NEST partial matching for multiple values: Wildcards in Terms or any other way?

916 views Asked by At

I want to find users based on a list of usernames. the list of the username might contain partial usernames and will come from a web application.

var userNames = new List<string> (...); // not sure how many!

LINQ:

var userEntity =  allUsers.Where(p=> userNames.Any(x=>  p.UserName.Contains(x)))

NEST: ???

must.Terms(t => t.Field(f => f.UserName).Terms<string>(usernames))

but this only returns the exact matches and not the partials.

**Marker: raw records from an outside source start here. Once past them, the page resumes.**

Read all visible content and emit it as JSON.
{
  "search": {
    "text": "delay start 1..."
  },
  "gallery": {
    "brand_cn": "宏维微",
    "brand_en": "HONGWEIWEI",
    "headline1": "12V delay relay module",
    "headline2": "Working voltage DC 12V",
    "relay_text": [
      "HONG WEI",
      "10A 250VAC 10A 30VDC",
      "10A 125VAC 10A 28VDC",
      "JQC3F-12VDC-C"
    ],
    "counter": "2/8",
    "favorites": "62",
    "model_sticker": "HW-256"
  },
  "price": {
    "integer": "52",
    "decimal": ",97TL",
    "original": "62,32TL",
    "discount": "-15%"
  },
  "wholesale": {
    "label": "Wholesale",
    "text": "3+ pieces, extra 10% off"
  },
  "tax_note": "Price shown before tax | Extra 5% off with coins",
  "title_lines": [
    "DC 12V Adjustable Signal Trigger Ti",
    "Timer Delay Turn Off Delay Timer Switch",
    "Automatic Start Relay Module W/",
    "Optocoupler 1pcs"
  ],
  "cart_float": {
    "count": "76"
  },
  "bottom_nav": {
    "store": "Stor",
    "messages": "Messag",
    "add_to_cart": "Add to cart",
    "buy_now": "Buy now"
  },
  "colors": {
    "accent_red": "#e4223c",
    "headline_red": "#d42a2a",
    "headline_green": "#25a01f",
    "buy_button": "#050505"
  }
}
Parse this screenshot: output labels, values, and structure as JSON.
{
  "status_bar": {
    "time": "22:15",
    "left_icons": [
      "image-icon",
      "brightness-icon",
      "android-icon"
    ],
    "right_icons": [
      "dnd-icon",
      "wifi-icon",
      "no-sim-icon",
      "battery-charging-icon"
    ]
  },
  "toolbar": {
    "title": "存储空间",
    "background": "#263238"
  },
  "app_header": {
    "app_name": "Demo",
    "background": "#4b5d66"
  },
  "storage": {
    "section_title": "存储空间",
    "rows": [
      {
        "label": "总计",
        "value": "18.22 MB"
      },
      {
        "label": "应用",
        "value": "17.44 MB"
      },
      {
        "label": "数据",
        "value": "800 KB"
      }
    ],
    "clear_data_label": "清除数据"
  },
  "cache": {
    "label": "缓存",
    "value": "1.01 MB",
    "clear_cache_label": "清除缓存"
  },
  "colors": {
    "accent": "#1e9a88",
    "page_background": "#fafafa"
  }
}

How would you translate the above LINQ query into NEST (ElasticSearch)?

1

There are 1 answers

0
Russ Cam On

The inefficient way would be to set up a bool query with should clauses (if relevancy scores are needed) or a filter (if relevancy scores are not needed) clause with bool query should clauses, with a collection of prefix, wildcard or regexp queries, one for each unique username you are looking for. Depending on the amount of data that you are looking at and the number of usernames you are searching for, the performance of this query could be really bad.

The much more efficient way is to index usernames with an analyzer that tokenizes usernames according to the tokens that you'd expect to search with e.g. if you're looking to match on username Russ by searching for Ru, then you'd want to build an analyzer that includes edgengram tokenizer or token filter, then use a match query, or any query that undergoes analysis at query time.